Over four years ago, just after the terror attacks, the government decided that it would publicly try Moussaoui even though he is not a U.S. citizen and thus could have been transferred into military custody either as an "enemy combatant" or as a candidate for one of the military tribunals that President Bush established. The government made this choice about Moussaoui at a time when it was precluding U.S. citizens like José Padilla and Yaser Hamdi, who have more constitutional rights than Moussaoui, from having their day in court. This trial will not rectify that mistake, that grave injustice. It will only inflame it.

The idea for a 9/11 trial is a good one. And perhaps one day Osama himself will have to stand trial for his crimes. But as foul and as nasty as Moussaoui is — he reportedly cheered in prison when he heard the Twin Towers had fallen — he is simply the wrong guy to act as the foil for the tragedy of that day. He is simply not worthy of the designation. He was a terrible terrorist — reportedly not getting along with his terror buddies and then of course acting so blatantly odd about flying planes that he drew the suspicion even of our hapless intelligence officials. And so bootstrapping him into the 9/11 plot and then making him out to be the face of terror is beneath us. In fact, it makes us look weak — like we're settling for a buck private because we can't get to the general.

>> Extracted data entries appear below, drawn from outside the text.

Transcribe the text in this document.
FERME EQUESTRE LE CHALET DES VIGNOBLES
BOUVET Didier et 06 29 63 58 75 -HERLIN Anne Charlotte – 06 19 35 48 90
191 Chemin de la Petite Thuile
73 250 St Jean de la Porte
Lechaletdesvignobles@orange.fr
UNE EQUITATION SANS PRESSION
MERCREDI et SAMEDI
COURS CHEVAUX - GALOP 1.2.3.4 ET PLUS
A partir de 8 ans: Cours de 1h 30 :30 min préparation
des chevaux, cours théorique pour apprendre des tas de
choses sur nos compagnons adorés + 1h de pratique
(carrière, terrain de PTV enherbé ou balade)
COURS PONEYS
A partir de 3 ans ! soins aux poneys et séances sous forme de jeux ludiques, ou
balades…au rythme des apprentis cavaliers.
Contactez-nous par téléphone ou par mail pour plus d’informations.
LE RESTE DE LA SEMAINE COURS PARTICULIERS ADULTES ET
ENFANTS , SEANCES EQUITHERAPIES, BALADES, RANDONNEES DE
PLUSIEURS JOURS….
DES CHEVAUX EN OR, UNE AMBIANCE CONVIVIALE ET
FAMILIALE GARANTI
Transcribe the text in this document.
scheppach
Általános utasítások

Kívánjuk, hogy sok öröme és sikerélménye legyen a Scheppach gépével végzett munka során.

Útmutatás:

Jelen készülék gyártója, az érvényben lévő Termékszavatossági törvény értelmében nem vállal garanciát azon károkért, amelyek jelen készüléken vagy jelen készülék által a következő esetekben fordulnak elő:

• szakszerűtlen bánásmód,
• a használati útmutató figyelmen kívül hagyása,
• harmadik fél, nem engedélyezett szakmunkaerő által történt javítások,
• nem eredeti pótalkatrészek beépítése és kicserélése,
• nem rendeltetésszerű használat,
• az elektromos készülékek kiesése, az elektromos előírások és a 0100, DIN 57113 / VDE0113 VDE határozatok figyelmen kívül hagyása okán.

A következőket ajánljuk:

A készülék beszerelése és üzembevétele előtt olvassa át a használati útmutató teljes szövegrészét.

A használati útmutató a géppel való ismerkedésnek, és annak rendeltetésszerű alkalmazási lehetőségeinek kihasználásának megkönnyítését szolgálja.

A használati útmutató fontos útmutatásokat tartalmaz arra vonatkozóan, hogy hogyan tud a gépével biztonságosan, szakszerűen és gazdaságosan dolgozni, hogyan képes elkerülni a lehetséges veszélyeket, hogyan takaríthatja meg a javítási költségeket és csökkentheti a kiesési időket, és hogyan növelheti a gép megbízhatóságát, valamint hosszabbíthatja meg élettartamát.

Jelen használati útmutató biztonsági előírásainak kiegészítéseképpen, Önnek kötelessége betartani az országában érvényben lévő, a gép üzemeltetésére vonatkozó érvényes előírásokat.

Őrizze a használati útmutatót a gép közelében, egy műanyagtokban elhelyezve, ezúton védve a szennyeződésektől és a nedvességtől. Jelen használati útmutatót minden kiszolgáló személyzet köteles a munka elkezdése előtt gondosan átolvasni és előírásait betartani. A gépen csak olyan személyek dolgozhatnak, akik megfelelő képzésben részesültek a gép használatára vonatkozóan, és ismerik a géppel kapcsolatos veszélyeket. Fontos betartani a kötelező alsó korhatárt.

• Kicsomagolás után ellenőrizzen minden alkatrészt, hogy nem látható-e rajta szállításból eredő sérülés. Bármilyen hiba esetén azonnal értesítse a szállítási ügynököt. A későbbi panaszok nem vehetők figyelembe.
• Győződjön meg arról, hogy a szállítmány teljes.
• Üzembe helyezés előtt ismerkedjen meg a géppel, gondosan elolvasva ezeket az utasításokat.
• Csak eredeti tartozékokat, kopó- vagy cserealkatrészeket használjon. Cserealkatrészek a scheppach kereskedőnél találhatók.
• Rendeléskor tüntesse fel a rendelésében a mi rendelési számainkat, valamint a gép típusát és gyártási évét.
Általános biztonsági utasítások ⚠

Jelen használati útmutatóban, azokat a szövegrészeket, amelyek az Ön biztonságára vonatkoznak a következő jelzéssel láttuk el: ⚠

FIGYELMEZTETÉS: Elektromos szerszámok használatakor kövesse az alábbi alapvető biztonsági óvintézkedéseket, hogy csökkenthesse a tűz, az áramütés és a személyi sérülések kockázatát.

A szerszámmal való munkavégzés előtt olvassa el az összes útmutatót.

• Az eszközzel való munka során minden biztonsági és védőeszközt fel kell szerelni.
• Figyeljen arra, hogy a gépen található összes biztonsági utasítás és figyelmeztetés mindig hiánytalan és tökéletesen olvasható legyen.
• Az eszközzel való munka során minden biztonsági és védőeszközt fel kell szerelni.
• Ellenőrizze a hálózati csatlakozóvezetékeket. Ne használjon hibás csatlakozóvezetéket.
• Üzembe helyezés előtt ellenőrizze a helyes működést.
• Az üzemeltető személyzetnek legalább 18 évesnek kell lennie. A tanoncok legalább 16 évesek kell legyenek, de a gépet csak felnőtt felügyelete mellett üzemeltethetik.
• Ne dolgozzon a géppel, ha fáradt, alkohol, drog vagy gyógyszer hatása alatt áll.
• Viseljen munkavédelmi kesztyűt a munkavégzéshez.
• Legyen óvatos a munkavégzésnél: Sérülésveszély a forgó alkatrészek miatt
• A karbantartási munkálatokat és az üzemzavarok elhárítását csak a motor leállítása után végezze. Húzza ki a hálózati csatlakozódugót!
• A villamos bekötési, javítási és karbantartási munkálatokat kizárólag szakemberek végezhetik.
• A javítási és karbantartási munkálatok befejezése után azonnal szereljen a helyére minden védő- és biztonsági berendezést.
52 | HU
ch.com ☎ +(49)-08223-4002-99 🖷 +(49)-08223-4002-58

It's still not too late. Jury selection still is in its infancy. The feds would be far better off shutting down the case now, pushing for a life sentence without early release for Moussauoi (which is the only other option), shuttling the zany terror wanna-be off to the Supermax prison in the wilds of Colorado, implementing Special Administrative Measures over his correspondence to ensure that he does not have a voice to the outside world, and moving on to more appropriate opportunities to show the world how the American justice system works. This man simply does not deserve this moment.